Distribution (mathematics)
In mathematics, a distribution refers to a function that describes the probability of different outcomes in a random variable. For continuous random variables, this is represented by a probability density function, where the area under the curve corresponds to the likelihood of the variable falling within a specific interval. Common examples of continuous distributions include the normal distribution, exponential distribution, and t-distribution. For discrete random variables, probability distributions provide the probabilities associated with each possible value, with the Poisson and binomial distributions being notable examples.
Mathematicians often rely on assumptions about these distributions to conduct analyses, utilizing parametric methods that test hypotheses based on parameters—numerical characteristics that define the population or model. The normal (or Gaussian) distribution is particularly significant due to its properties, such as symmetry, where the mean, median, and mode are the same, and the fact that certain ranges (like ±2 standard deviations from the mean) encompass a large percentage of the data. Overall, understanding distributions is crucial for statistical analysis and data interpretation in various fields.

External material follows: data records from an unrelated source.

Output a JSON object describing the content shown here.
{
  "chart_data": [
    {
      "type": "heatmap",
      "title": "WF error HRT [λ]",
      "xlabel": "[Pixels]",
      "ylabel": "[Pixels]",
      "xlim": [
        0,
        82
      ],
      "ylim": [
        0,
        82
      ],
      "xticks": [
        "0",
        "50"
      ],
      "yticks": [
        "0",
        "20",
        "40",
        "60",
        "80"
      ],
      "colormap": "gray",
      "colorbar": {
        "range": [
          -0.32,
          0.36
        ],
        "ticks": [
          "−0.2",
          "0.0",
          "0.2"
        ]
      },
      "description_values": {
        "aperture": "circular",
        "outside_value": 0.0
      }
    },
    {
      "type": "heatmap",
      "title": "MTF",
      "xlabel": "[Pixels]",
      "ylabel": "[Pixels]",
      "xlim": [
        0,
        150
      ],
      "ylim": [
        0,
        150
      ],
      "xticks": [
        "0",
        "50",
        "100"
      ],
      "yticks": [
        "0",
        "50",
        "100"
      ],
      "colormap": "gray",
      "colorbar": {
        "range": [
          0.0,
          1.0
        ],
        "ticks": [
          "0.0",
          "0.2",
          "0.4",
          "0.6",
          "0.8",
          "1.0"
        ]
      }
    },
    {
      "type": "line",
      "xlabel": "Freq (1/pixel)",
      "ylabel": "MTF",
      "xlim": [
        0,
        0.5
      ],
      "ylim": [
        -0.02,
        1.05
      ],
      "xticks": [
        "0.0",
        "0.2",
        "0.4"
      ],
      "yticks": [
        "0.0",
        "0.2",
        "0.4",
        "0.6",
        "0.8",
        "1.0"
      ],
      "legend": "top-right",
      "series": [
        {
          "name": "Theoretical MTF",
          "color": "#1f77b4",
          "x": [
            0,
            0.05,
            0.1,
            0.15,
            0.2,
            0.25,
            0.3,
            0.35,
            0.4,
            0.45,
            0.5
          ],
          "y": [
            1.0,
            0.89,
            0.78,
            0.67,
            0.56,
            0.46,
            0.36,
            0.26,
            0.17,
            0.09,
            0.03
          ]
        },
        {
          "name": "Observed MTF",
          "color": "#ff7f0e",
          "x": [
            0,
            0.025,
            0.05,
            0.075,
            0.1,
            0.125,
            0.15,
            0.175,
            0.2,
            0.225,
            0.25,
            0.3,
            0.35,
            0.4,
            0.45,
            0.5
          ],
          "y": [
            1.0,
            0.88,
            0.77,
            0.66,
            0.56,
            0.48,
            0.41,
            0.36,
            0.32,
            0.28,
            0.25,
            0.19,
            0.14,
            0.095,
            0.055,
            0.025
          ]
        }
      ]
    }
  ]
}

Distribution (mathematics)
A probability distribution is a mathematical formula that gives a curve for a continuous random variable. The area under the curve gives the probability that the variable is found within a particular interval. Some distributions are the normal distribution, exponential distribution, and the t-distribution. Alternatively, in the case of discrete random variables, the formula gives the probability of each value of the variable. Examples of these include the Poisson distribution and the pinomial distribution.
Overview
First, the mathematician must assume that the empirical distribution of the data approximates accurately to the theoretical distribution derived from the theoretical, mathematical distribution defined by one or more parameters. Such methods are called parametric methods. A parameter is a numerical characteristic of a population or model, as in a "death" in a binomial distribution. Parametric methods test hypotheses about parameters in a population described by a particular distribution, for example, students’ t-test.
The Normal Distribution
When analysing data there is a choice between methods that make distributional assumptions, as above, and those that make no assumptions (called distribution-free or non-parametric methods). For example, say that the random continuous variable of interest is height. Say that the mean and standard deviation of the height of adult men are known. Assuming that the distribution of height in the population is the same as a specific probability distribution (here, the normal distribution), then the probability of adult males being more than six feet tall can be calculated.
Moreover, if it is known from observation that the proportion of babies being female is 0.58, then it is possible to work out (using the normal distribution) the probability of a woman with three children having three sons. The mean and standard deviation in the first example, and the value of 0.58 in the second example, are all examples of parameters. All probability distributions are described by one or more parameters. Regarding continuous variables, the normal distribution stands out as the fundamental parametric method of choice.
The Gaussian Distribution
A Gaussian distribution has the following properties:
Property 1: The shape is symmetric like a bell.
Property 2: The mean, median, and mode coincide.
Property 3: The limits from (mean – 2SD) to (mean + 2SD) cover the measurements of nearly 95% of subjects. These are referred to as ±2SD limits or sometimes as 2-sigma limits.
Another often-cited property of a Gaussian distribution is that the limits from (mean – 3SD) to (mean + 3SD) cover almost all (99.7%) of the subjects. These 3-sigma limits are rarely used in health and medicine. An exceptional use of these limits is in Z-scores. A Z-score can be calculated as (height – mean)/SD where mean and SD are calculated for reference healthy individuals of a given age or weight. So the Normal distribution can be seen to be of fundamental importance.
Bibliography
Blitzstein, Joseph K., and Jessica Hwang. Introduction to Probability. Boca Raton, FL: Chapman, 2015.
Forbes, Catherine, et al. Statistical Distributions. Hoboken, NJ: Wiley, 2011.
Indrayan, Abhaya. Medical Biostatistics. Boca Raton, FL: Chapman, 2013.